Nevertheless, PRS can provide relevant information on risk association for complex disorders that possess a genetic contribution. Psychiatric disorders are known to have an underlying genetic component alongside environmental factors. Hence, PRS can be a useful tool in psychiatry, helping clinicians make informed decisions and provide early intervention in symptomatic individuals.

In a general population setup, the information on PRS could help stratify the population and identify at risk individuals for further evaluation, aiding in an earlier diagnosis. Most psychiatric disorders like schizophrenia, bipolar disorder manifest similar early symptoms, mainly depression and anxiety. The knowledge of PRS can help distinguish individuals with a higher burden of the disease and provide early intervention.

With further advancements in predictions of risk variants and their possible effects, it might be possible to determine the effect a particular medication might have on an individual, thus aiding in providing targeted treatment. Check out episode 8 of the podcast to know more. Link: https://www.pmedcast.com/2020/03/25/episode-008-dr-maryna-polyakova-ai-depression-treatment/

It is true that PRS can be immensely useful in risk prediction for complex psychiatric disorders, however, it is important to reiterate that PRS alone is not sufficient, as multiple factors are at play in disease development. It is very important to train clinicians to disseminate the information of PRS in a clear and coherent manner to individuals so as to not cause a state of panic in the person. It is important that clinicians are equipped to understand and analyze the PRS along with other factors like family history, visible symptoms, to make an informed decision regarding further interventions.

Improving the accuracy of the PRS requires identification of new risk variants, thus improving the predictions.
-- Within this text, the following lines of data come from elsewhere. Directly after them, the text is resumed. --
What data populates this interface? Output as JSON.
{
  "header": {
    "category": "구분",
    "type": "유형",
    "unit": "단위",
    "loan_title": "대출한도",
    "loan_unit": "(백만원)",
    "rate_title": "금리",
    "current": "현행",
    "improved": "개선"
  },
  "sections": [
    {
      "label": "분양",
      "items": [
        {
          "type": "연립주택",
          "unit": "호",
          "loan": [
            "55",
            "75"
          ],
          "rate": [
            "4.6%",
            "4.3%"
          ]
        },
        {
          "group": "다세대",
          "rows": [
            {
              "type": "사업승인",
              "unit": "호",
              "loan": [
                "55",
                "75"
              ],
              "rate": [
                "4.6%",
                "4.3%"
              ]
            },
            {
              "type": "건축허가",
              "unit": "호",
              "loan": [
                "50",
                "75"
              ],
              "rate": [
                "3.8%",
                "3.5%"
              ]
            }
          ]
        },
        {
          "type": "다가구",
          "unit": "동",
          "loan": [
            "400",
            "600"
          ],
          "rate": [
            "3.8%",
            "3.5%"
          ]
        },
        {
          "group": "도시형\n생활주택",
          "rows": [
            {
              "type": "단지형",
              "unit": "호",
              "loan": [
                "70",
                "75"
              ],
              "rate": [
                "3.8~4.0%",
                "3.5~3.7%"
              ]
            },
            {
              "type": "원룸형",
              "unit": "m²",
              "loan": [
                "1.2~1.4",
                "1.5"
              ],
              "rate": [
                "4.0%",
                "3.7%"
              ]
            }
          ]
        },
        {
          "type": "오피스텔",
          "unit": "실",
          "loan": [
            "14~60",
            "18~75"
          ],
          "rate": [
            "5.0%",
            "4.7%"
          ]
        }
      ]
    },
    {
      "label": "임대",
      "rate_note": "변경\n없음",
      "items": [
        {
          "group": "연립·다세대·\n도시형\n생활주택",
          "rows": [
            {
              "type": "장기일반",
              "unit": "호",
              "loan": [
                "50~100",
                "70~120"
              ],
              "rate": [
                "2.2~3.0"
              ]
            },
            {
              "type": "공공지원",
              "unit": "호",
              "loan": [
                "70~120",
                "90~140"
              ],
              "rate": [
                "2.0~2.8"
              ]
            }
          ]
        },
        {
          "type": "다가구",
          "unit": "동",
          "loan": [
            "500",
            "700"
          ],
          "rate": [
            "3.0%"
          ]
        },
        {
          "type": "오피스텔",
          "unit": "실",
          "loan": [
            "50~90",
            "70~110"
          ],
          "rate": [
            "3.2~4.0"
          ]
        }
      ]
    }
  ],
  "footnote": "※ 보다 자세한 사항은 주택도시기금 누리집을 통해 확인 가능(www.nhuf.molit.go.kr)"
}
So far, most GWAS studies are conducted in people from European ancestry, it would be important to also include samples from people of other underrepresented ancestries, which might modify the PRS and enhance accuracy. It is also important to foster collaborations between researchers and clinicians so that dissemination of new and relevant information is accelerated.

To get more information on PRS and its utility in clinical psychiatry, tune in to Episode 19 of the Personalized Medicine Podcast where Professor Naomi Wray (Episode link- https://www.pmedcast.com/2020/11/11/e019/), from the Institute for Molecular Science and Queensland Brain Institute at the University of Queensland, gives us a deep dive into PRS and its application in psychiatry.

References:

Aragam, K.G., and Natarajan, P. (2020). Polygenic Scores to Assess Atherosclerotic Cardiovascular Disease Risk: Clinical Perspectives and Basic Implications. Circ. Res. 1159–1177.

Andlauer, T.F.M., and Nöthen, M.M. (2020). Polygenic scores for psychiatric disease: From research tool to clinical application. Medizinische Genet. 32, 39–45.

Murray, G.K., Lin, T., Austin, J., McGrath, J.J., Hickie, I.B., and Wray, N.R. (2021). Could Polygenic Risk Scores Be Useful in Psychiatry?: A Review. JAMA Psychiatry 78, 210–219.

Wray, N.R., Lin, T., Austin, J., McGrath, J.J., Hickie, I.B., Murray, G.K., and Visscher, P.M. (2021). From Basic Science to Clinical Application of Polygenic Risk Scores: A Primer. JAMA Psychiatry 78, 101–109.